Fed up with NameCheap, I decided to transfer the domain to GoDaddy, where I had gdotea.com registered. First I had to get the release code from NameCheap, which I got no problem. Then I paid my $7.21 to GoDaddy for the transfer and a one-year extension from the current expiration date. After a few hours the process was stuck and it said I needed to release the domain from my current registrar. Back to NameCheap where I found out that any domain within a couple of weeks of expiration is locked and can't be transferred. And, further, the only way to transfer an expired domain was to first renew it. So I wound up paying to renew the domain at NameCheap (something at work was blocking the secure credit card process, so I found I could only renew at NameCheap from my computer at home). In the confusion, they ran my credit card twice but only extended the domain for a year. So I asked them to refund one of the charges on my credit card (which they did once I identified their own transaction numbers).

However, GoDaddy had not given up, and once my domain was renewed for a year, the transfer proceeded (hoping GoDaddy would eventually give up (I couldn't see a way to cancel the order) I had tried to lock the domain at NameCheap but that checkbox was grayed out). Worse, GoDaddy only gave me the extension from the original expiration date when I had placed the order, not the renewed date I had already paid NameCheap for.
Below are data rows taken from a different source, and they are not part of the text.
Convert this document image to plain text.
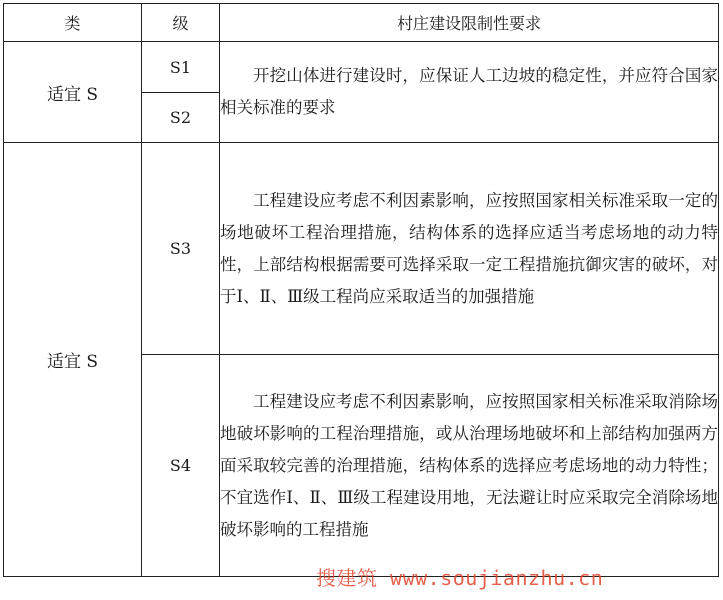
类	级	村庄建设限制性要求
适宜 S	S1	开挖山体进行建设时，应保证人工边坡的稳定性，并应符合国家相关标准的要求

	S2	
适宜 S	S3	工程建设应考虑不利因素影响，应按照国家相关标准采取一定的场地破坏工程治理措施，结构体系的选择应适当考虑场地的动力特性，上部结构根据需要可选择采取一定工程措施抗御灾害的破坏，对于Ⅰ、Ⅱ、Ⅲ级工程尚应采取适当的加强措施

	S4	工程建设应考虑不利因素影响，应按照国家相关标准采取消除场地破坏影响的工程治理措施，或从治理场地破坏和上部结构加强两方面采取较完善的治理措施，结构体系的选择应考虑场地的动力特性；不宜选作Ⅰ、Ⅱ、Ⅲ级工程建设用地，无法避让时应采取完全消除场地破坏影响的工程措施

搜建筑 www.soujianzhu.cn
So I wound up paying NameCheap and GoDaddy to extend the date by one year. I'm just going to eat one of the charges since I shouldn't have let the thing expire in the first place.
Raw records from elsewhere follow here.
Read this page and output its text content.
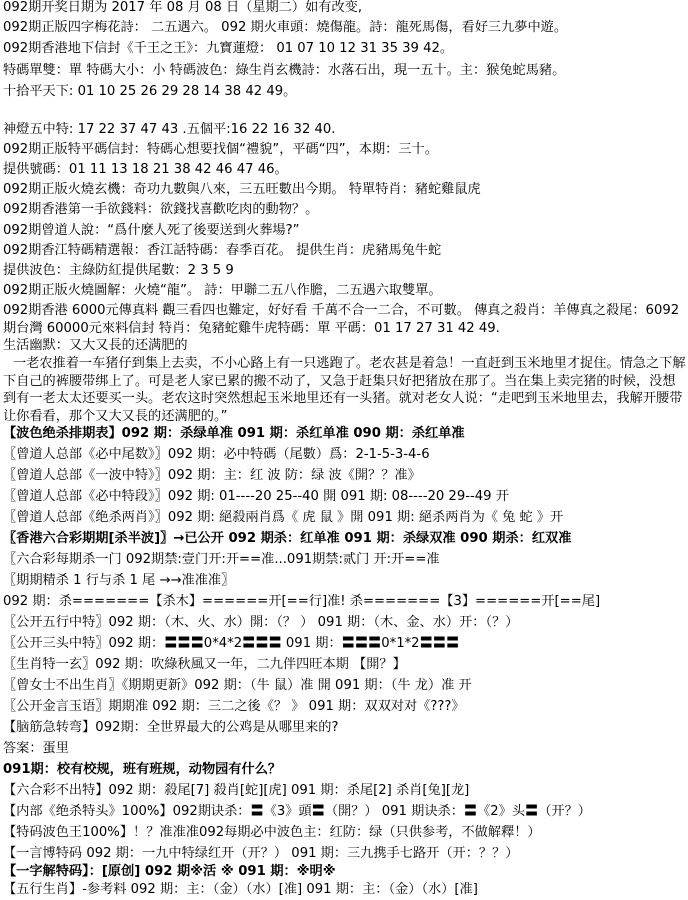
092期开奖日期为 2017 年 08 月 08 日（星期二）如有改变,
092期正版四字梅花詩： 二五遇六。 092 期火車頭：燒傷龍。詩：龍死馬傷，看好三九夢中遊。
092期香港地下信封《千王之王》：九寶蓮燈： 01 07 10 12 31 35 39 42。
特碼單雙：單 特碼大小：小 特碼波色：綠生肖玄機詩：水落石出，現一五十。主：猴兔蛇馬豬。
十拾平天下: 01 10 25 26 29 28 14 38 42 49。
神燈五中特: 17 22 37 47 43 .五個平:16 22 16 32 40.
092期正版特平碼信封：特碼心想要找個“禮貌”，平碼“四”，本期：三十。
提供號碼：01 11 13 18 21 38 42 46 47 46。
092期正版火燒玄機：奇功九數與八來，三五旺數出今期。 特單特肖：豬蛇雞鼠虎
092期香港第一手欲錢料：欲錢找喜歡吃肉的動物？。
092期曾道人說：“爲什麼人死了後要送到火葬場?”
092期香江特碼精選報：香江話特碼：春季百花。 提供生肖：虎豬馬兔牛蛇
提供波色：主綠防紅提供尾數：2 3 5 9
092期正版火燒圖解：火燒“龍”。 詩：甲聯二五八作膽，二五遇六取雙單。
092期香港 6000元傳真料 觀三看四也難定，好好看 千萬不合一二合，不可數。 傳真之殺肖：羊傳真之殺尾：6092期台灣 60000元來料信封 特肖：兔豬蛇雞牛虎特碼：單 平碼：01 17 27 31 42 49.
生活幽默：又大又長的还满肥的
一老农推着一车猪仔到集上去卖，不小心路上有一只逃跑了。老农甚是着急！一直赶到玉米地里才捉住。情急之下解下自己的裤腰带绑上了。可是老人家已累的搬不动了，又急于赶集只好把猪放在那了。当在集上卖完猪的时候，没想到有一老太太还要买一头。老农这时突然想起玉米地里还有一头猪。就对老女人说：“走吧到玉米地里去，我解开腰带让你看看，那个又大又長的还满肥的。”
【波色绝杀排期表】092 期：杀绿单准 091 期：杀红单准 090 期：杀红单准
〖曾道人总部《必中尾数》〗092 期：必中特碼（尾數）爲：2-1-5-3-4-6
〖曾道人总部《一波中特》〗092 期：主：红 波 防：绿 波《開？？准》
〖曾道人总部《必中特段》〗092 期: 01----20 25--40 開 091 期: 08----20 29--49 开
〖曾道人总部《绝杀两肖》〗092 期: 絕殺兩肖爲《 虎 鼠 》開 091 期: 絕杀两肖为《 兔 蛇 》开
〖香港六合彩期期[杀半波]〗→已公开 092 期杀：红单准 091 期：杀绿双准 090 期杀：红双准
〖六合彩每期杀一门 092期禁:壹门开:开==准...091期禁:贰门 开:开==准
〖期期精杀 1 行与杀 1 尾 →→准准准〗
092 期：杀=======【杀木】======开[==行]准! 杀=======【3】======开[==尾]
〖公开五行中特〗092 期：（木、火、水）開：（？ ） 091 期：（木、金、水）开：（？）
〖公开三头中特〗092 期：〓〓〓0*4*2〓〓〓 091 期：〓〓〓0*1*2〓〓〓
〖生肖特一玄〗092 期：吹綠秋風又一年，二九伴四旺本期 【開？】
〖曾女士不出生肖〗《期期更新》092 期：（牛 鼠）准 開 091 期：（牛 龙）准 开
〖公开金言玉语〗期期准 092 期：三二之後《？ 》 091 期：双双对对《???》
【脑筋急转弯】092期：全世界最大的公鸡是从哪里来的?
答案：蛋里
091期：校有校规，班有班规，动物园有什么？
【六合彩不出特】092 期：殺尾[7] 殺肖[蛇][虎] 091 期：杀尾[2] 杀肖[兔][龙]
【内部《绝杀特头》100%】092期诀杀：〓《3》頭〓（開？） 091 期诀杀：〓《2》头〓（开？）
【特码波色王100%】！？准准准092每期必中波色主：红防：绿（只供参考，不做解釋！）
【一言博特码 092 期：一九中特绿红开（开？） 091 期：三九携手七路开（开：？？）
【一字解特码】：[原创] 092 期※活 ※ 091 期：※明※
【五行生肖】-参考料 092 期：主：（金）（水）[准] 091 期：主：（金）（水）[准]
Back to GoDaddy. When I went to gdotea.org it was some goofy parking page advertising tea and noni juice (because the domain has "tea" in it). I went to the control panel and said that gdotea.org should forward to gdotea.com (like it had done at NameCheap; I had thought this would be automatic since the GoDaddy transfer process asked me if I wanted to keep the same settings for the domain). The forwarding can take up to a day to go into effect so I had to wait until this evening. It was still showing the ad. I found out GoDaddy will only forward domains if they are first parked at GoDaddy. I guess maybe that advertising page was actually being served up by NameCheap. So I set it to park and activated forwarding, which I hope will go into effect soon.

Registrars are such a pain. Admittedly I brought some of this on myself for letting the domain expire (the Yahoo e-mail account gets surprisingly little spam, so I think I will have it automatically forward messages to an e-mail address I check up on), but NameCheap is terrible and I am glad to be rid of them. Why would they even give me a release code if they had a policy not to release expired domains? Why didn't their credit card processing work? Why did they charge my credit card twice? GoDaddy really isn't any better and their interface is even worse than NameCheap.

Note for next year: change the domains to the current web host, A Small Orange for $10 a year each. Renewing the hosting agreement with them was a snap. It used to be it was hard for ASO to deal with two domains, but they now have a setup for add-on domains that will forward (like I want to do) and actually let you run multiple domains from a single web hosting account.

Comments (1)

The registrar e-mail notification is tricky, especially if you might turn over control to someone else. My solution has been to register using [email protected]. I have that forward to my personal Google e-mail account. I then set up a filter that only allows e-mail from GoDaddy to come in to domreg. That way I get no spam.